And rightfully so. Furthering the promise he showed off in the Academy Award-nominated 2010 psychodrama Incendies, Villeneuve indulges in a variety of genre tropes here. Pulsated by an eerie and tireless string score, Enemy wastes little time getting to its haunting weirdness. The film opens with a dreamlike trip to an underground club of some kind where rich guys pay to watch a beautiful, naked woman masturbate and step on a spider—as Villenueve presents the bizarre setting with hazy visuals and disarming slow-motion, you're left confused, fascinated, and mentally aroused. And he keeps that perverse uncertainty going strong until Enemy's oblique, Rod-Serling-friendly final shot, a symbolic punch line that both connects back to that opening sequence and puts Enemy into a sort of "metaphysical horror" category.

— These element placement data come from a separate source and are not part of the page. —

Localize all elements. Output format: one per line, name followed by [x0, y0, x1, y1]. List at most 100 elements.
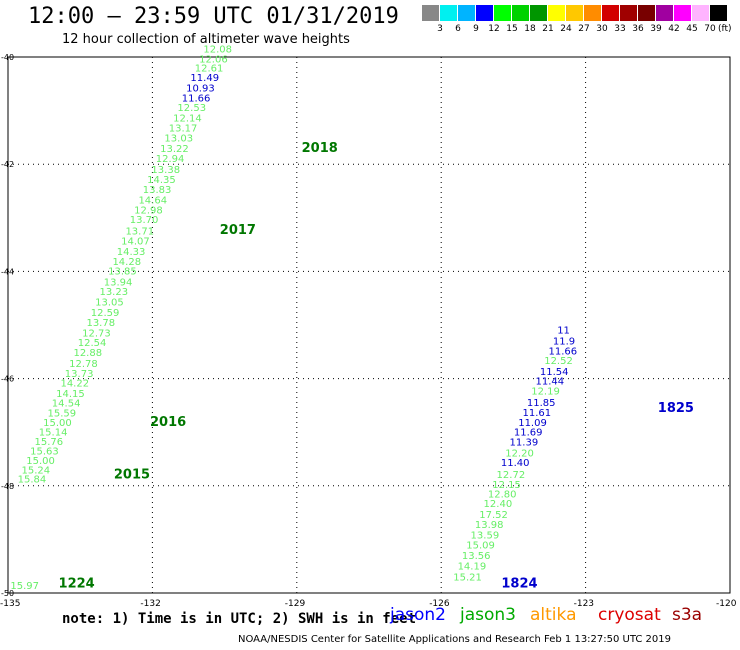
legend-swatch — [656, 5, 673, 21]
wave-height-value: 15.21 — [453, 573, 482, 584]
wave-height-value: 13.94 — [104, 277, 133, 288]
legend-swatch — [674, 5, 691, 21]
legend-swatch — [710, 5, 727, 21]
pass-time-label: 1825 — [658, 401, 694, 416]
credit-footer: NOAA/NESDIS Center for Satellite Applica… — [238, 634, 671, 645]
legend-swatch — [530, 5, 547, 21]
legend-label: 15 — [506, 24, 518, 34]
wave-height-value: 12.54 — [78, 338, 107, 349]
legend-swatch — [458, 5, 475, 21]
wave-height-value: 11.09 — [518, 418, 547, 429]
wave-height-value: 11.66 — [549, 346, 578, 357]
wave-height-value: 15.97 — [10, 581, 39, 592]
latitude-label: -42 — [1, 160, 14, 169]
wave-height-value: 13.85 — [108, 267, 137, 278]
sat-jason3: jason3 — [460, 605, 516, 625]
wave-height-value: 12.15 — [492, 480, 521, 491]
legend-label: 9 — [473, 24, 479, 34]
wave-height-value: 13.17 — [169, 124, 198, 135]
wave-height-value: 11.9 — [553, 336, 575, 347]
wave-height-value: 11.54 — [540, 367, 569, 378]
wave-height-value: 13.03 — [164, 134, 193, 145]
legend-label: 36 — [632, 24, 644, 34]
wave-height-value: 12.14 — [173, 113, 202, 124]
wave-height-value: 13.73 — [65, 369, 94, 380]
wave-height-value: 13.98 — [475, 520, 504, 531]
longitude-label: -120 — [716, 599, 737, 609]
wave-height-value: 15.84 — [18, 475, 47, 486]
sat-altika: altika — [530, 605, 577, 625]
legend-label: 21 — [542, 24, 554, 34]
wave-height-value: 13.38 — [151, 165, 180, 176]
wave-height-value: 11.49 — [190, 73, 219, 84]
wave-height-value: 12.72 — [497, 470, 526, 481]
pass-time-label: 2016 — [150, 415, 186, 430]
wave-height-value: 12.78 — [69, 359, 98, 370]
wave-height-value: 11 — [557, 326, 570, 337]
wave-height-value: 12.08 — [203, 45, 232, 56]
wave-height-value: 12.73 — [82, 328, 111, 339]
legend-label: 18 — [524, 24, 536, 34]
legend-swatch — [512, 5, 529, 21]
legend-label: 45 — [686, 24, 698, 34]
map-title: 12:00 – 23:59 UTC 01/31/2019 — [28, 4, 399, 29]
wave-height-value: 12.61 — [195, 63, 224, 74]
wave-height-value: 12.98 — [134, 206, 163, 217]
wave-height-value: 15.00 — [43, 418, 72, 429]
wave-height-value: 12.20 — [505, 448, 534, 459]
legend-label: 3 — [437, 24, 443, 34]
latitude-label: -40 — [1, 53, 14, 62]
pass-time-label: 2015 — [114, 467, 150, 482]
wave-height-value: 15.59 — [47, 409, 76, 420]
wave-height-value: 17.52 — [479, 510, 508, 521]
latitude-label: -50 — [1, 589, 14, 598]
legend-swatch — [548, 5, 565, 21]
wave-height-value: 13.83 — [143, 185, 172, 196]
wave-height-value: 14.19 — [458, 561, 487, 572]
wave-height-value: 13.05 — [95, 298, 124, 309]
legend-unit: (ft) — [718, 24, 732, 34]
wave-height-value: 13.59 — [471, 530, 500, 541]
wave-height-value: 15.24 — [21, 465, 50, 476]
legend-label: 70 — [704, 24, 716, 34]
wave-height-value: 15.76 — [34, 437, 63, 448]
legend-swatch — [494, 5, 511, 21]
wave-height-value: 13.22 — [160, 144, 189, 155]
legend-label: 27 — [578, 24, 590, 34]
pass-time-label: 1824 — [501, 577, 537, 592]
map-frame — [7, 56, 731, 594]
wave-height-value: 14.35 — [147, 175, 176, 186]
legend-label: 6 — [455, 24, 461, 34]
legend-swatch — [584, 5, 601, 21]
legend-label: 39 — [650, 24, 662, 34]
longitude-label: -135 — [0, 599, 20, 609]
legend-swatch — [476, 5, 493, 21]
legend-swatch — [602, 5, 619, 21]
legend-swatch — [440, 5, 457, 21]
wave-height-value: 14.33 — [117, 247, 146, 258]
wave-height-value: 15.14 — [39, 427, 68, 438]
wave-height-value: 13.23 — [99, 287, 128, 298]
wave-height-value: 11.61 — [523, 408, 552, 419]
wave-height-value: 11.85 — [527, 398, 556, 409]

Come next weekend, the world's going to be chatting it up about Villeneuve and Gyllenhaal's starry wide release Prisoners, and if the early reviews are proven correct, it'll be for good reason. Hopefully, though, Enemy doesn't get overshadowed. Halfway through this year's Toronto International Film Festival, it's definitely one of my favorite TIFF films so far. In fact, it's one of three that I'd gladly see here again if given the chance before vacating Canada later this week (the others: Oculus and The Strange Colour of Your Body's Tears).